Embarque no Trem da Cantareira em 1963: estação do Horto Florestal (Foto Maria de Lourdes Pereira)
A imprensa dos anos 1960 - especialmente nesta década - não tinha nenhuma paciência com as ferrovias brasileiras. Eu, que vivi esta época, vi a campanha descarada que os jornais fizeram contra os bondes de São Paulo, que não passaram de fevereiro de 1967, deixando apenas a linha de Santo Amaro, que por sua vez não sobreviveu a março do ano seguinte.
A Cantareira sofreu o mesmo bombardeio. Realmente, os bondes e os trens da Cantareira tinham péssima manutenção por parte, respectivamente, da prefeitura paulistana (leia-se CMTC) e pelo governo do estado (leia-se Sorocabana) e, por isto mesmo, deixavam a desejar. Porém, em nenhum momento se cogitou de atualizar linhas e material rodante para esses transportes, que, bem ou mal, transportavam uma quantidade muito grande de passageiros.
Na verdade, essa campanha parecia ser mais contra as modalidades de transporte sobre trilhos, que, sem exceção, vinham de uma década de 1950 onde, especialmente na Capital paulista, se discutiu sobre o metrô a ser implantado, e que quase não saiu, devido à opinião de diversos "entendidos no assunto", que diziam, para quem quisesse ouvir, que trens eram coisa ultrapassada e que haviam atingido seu auge no século XIX. Enfim, coisa do passado. Em seu lugar, defendia-se a construções de "grandes avenidas" para abrigar cada vez mais automóveis e também ônibus.
O futuro, exatamente a época em que agora vivemos, provou que eles estavam errados. O caos nos transportes no Brasil é causado exatamente pelo desmonte das ferrovias e linhas de bondes urbanos nas cidades.
É interessante citar trechos de um relato do jornal Diário Popular, em junho de 1966, sobre a Cantareira, que já estava sem desativada desde um ano antes. A reportagem versava (claro - nós ainda ouvimos isso até hoje em outras ferrovias que cruzam, ou cruzaram, cidades) sobre a transformação do leito do tramway de Cantareira em avenidas.
Os trechos em aspas e em diferente fonte está no texto do jornal. Eu sublinhei o que achei recorrente.
"Desde que foi suprimido aquele arcaico sistema de transporte, surgiu a possibilidade de abertura de novas vias, solução preconizada, aliás, há muitos anos, ou melhor, em 1949, pelo engenheiro Merlo Winter, secretário de Viação. Propusera então arrancar os trilhos e substituir o tramway por ônibus elétricos.
Foi ferozmente combatido e estava com a razão."
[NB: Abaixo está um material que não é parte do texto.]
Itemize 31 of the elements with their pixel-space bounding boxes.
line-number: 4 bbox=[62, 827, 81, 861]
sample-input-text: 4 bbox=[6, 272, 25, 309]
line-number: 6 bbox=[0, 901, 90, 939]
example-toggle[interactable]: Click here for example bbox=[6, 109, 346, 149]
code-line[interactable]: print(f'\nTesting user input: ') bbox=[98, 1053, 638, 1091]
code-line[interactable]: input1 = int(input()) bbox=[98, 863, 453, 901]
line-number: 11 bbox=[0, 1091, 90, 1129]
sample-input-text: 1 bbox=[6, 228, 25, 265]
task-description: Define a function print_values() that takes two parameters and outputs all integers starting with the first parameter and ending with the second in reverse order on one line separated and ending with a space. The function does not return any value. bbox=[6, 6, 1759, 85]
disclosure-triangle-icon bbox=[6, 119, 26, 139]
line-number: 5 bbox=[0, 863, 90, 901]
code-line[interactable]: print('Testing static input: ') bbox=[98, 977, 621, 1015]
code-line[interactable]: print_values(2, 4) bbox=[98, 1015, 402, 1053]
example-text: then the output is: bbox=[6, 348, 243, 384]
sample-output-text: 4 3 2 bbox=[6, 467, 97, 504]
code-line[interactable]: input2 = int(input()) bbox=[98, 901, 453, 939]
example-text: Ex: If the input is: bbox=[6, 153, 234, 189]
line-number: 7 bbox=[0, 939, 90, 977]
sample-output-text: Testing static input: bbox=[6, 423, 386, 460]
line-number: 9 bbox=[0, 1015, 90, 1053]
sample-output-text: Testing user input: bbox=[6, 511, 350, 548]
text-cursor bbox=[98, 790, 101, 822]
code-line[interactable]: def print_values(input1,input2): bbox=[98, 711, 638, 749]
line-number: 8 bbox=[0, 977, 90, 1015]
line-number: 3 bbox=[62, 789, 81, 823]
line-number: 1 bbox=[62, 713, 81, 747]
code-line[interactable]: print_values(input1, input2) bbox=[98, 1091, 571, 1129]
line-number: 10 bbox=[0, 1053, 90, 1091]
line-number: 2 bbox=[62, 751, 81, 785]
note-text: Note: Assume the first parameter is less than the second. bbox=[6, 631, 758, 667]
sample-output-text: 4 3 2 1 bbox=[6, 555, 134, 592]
"(...) Devido à construção da ponte da avenida Cruzeiro do Sul, impôs-se a interrupção do tráfego. E logo depois a supressão do trem.
(...) A Prefeitura tomou posse. Ontem, no lugar da estação foi aberta uma praça. Começou pela demolição do velho prédio existente no local (...). A demolição da estação do Jaçanã representou o início de amplo programa viário, visando o descongestionamento da Zona Norte.
Na mesma ocasião, no outro lado da linha, era também demolida a estação do Tremembé, (...)."
" (...) O Tramway tornou-se um sorvedouro de dinheiro. (...) A Prefeitura (...) resolveu transformar em praças as antigas estações."
"Uma larga artéria vai surgir, desde a avenida do Estado até a Zona Norte. (...)"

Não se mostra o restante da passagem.